In looking through the analytics here on the blog, I noticed a search term that has been regularly coming up near the top: Si5351 crosstalk. Realizing that I haven’t yet presented data on this, it seemed like a good time to knock this one out, since it isn’t that difficult of a measurement to make.
It appeared to be a wise idea to choose output frequencies that were non-harmonically related, so I decided on the following outputs:
- CLK0: 22.444555 MHz
- CLK1: 10.140123 MHz
- CLK2: 57.456789 MHz
Each output was set to the maximum 8 mA current and each one was locked to PLLA, which was set at 900 MHz.
The measurement procedure was simple. I connected the spectrum analyzer to each output sequentially. The unused outputs were terminated in 50 Ω. For each measurement, I used a delta marker to measure the difference in amplitude between the desired signal from that output and the frequencies of the other two outputs.
Without further ado, allow me to present the spectrum analyzer plots.
I thought that perhaps these measurements would be a best-case scenario, and that leaving the unused output ports unterminated might produce even worse performance, but it turns out I was wrong. Below are the same measurements, but with an open circuit on the unused ports.

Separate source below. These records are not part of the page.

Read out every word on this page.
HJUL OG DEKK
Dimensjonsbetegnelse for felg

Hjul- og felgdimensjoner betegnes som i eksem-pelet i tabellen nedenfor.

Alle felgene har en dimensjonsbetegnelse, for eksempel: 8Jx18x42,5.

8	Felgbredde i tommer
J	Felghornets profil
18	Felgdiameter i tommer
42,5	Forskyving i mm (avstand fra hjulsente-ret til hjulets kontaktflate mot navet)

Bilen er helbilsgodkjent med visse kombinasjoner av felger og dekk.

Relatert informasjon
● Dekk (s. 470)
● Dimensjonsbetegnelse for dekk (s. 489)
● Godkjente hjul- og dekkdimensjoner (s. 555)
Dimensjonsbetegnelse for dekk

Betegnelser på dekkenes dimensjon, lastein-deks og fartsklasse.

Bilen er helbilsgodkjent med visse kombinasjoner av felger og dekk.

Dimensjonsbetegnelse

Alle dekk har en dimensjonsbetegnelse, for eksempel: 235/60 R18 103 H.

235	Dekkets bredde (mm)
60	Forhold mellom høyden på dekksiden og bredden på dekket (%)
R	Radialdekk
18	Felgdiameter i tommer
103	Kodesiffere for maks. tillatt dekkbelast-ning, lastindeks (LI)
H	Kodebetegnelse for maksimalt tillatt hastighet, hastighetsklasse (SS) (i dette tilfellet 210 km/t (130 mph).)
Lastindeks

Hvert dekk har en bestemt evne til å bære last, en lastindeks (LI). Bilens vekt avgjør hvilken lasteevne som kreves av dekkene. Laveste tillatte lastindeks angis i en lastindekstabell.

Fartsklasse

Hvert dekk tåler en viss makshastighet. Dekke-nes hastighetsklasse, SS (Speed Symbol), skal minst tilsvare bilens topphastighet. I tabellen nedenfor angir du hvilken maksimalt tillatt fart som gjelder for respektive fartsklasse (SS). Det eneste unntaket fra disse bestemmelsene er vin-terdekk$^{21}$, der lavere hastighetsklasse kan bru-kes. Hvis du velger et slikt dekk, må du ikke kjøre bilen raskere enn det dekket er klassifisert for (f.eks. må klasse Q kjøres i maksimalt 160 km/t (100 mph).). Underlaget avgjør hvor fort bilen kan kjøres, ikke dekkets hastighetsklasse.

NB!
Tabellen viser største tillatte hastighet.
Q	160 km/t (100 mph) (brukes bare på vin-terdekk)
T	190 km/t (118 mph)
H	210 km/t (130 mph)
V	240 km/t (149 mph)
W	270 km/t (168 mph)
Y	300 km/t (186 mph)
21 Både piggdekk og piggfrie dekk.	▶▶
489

I’m not quite sure what to make of that. In practice, I haven’t seen any problems in my receivers so far that I can trace back to crosstalk from adjacent channels. Of course, this probably won’t do in a higher-performing receiver, but if you wanted to use the Si5351 in such a receiver perhaps you could find a way to put two or more on an I2C bus at the same time, then use only one output from each. My advice would be to turn off any channels you are not currently using, just to keep the other outputs clean.
I have no doubt that this data will be more ammunition for those who are convinced that the Si5351 is a terrible LO. I stand where I always have: this is an excellent IC for the price and you are hard pressed to find such capability and stability for such a low price anywhere else. If, knowing its limitations, the Si5351 meets your needs, then excellent! If not, that’s fine too. Neither I, nor anyone else I have heard, has suggested that the Si5351 is a panacea or a substitute for a better oscillator such as the Si570. It’s another tool to be put into our toolbox in the quest to stay relevant with the march of technology.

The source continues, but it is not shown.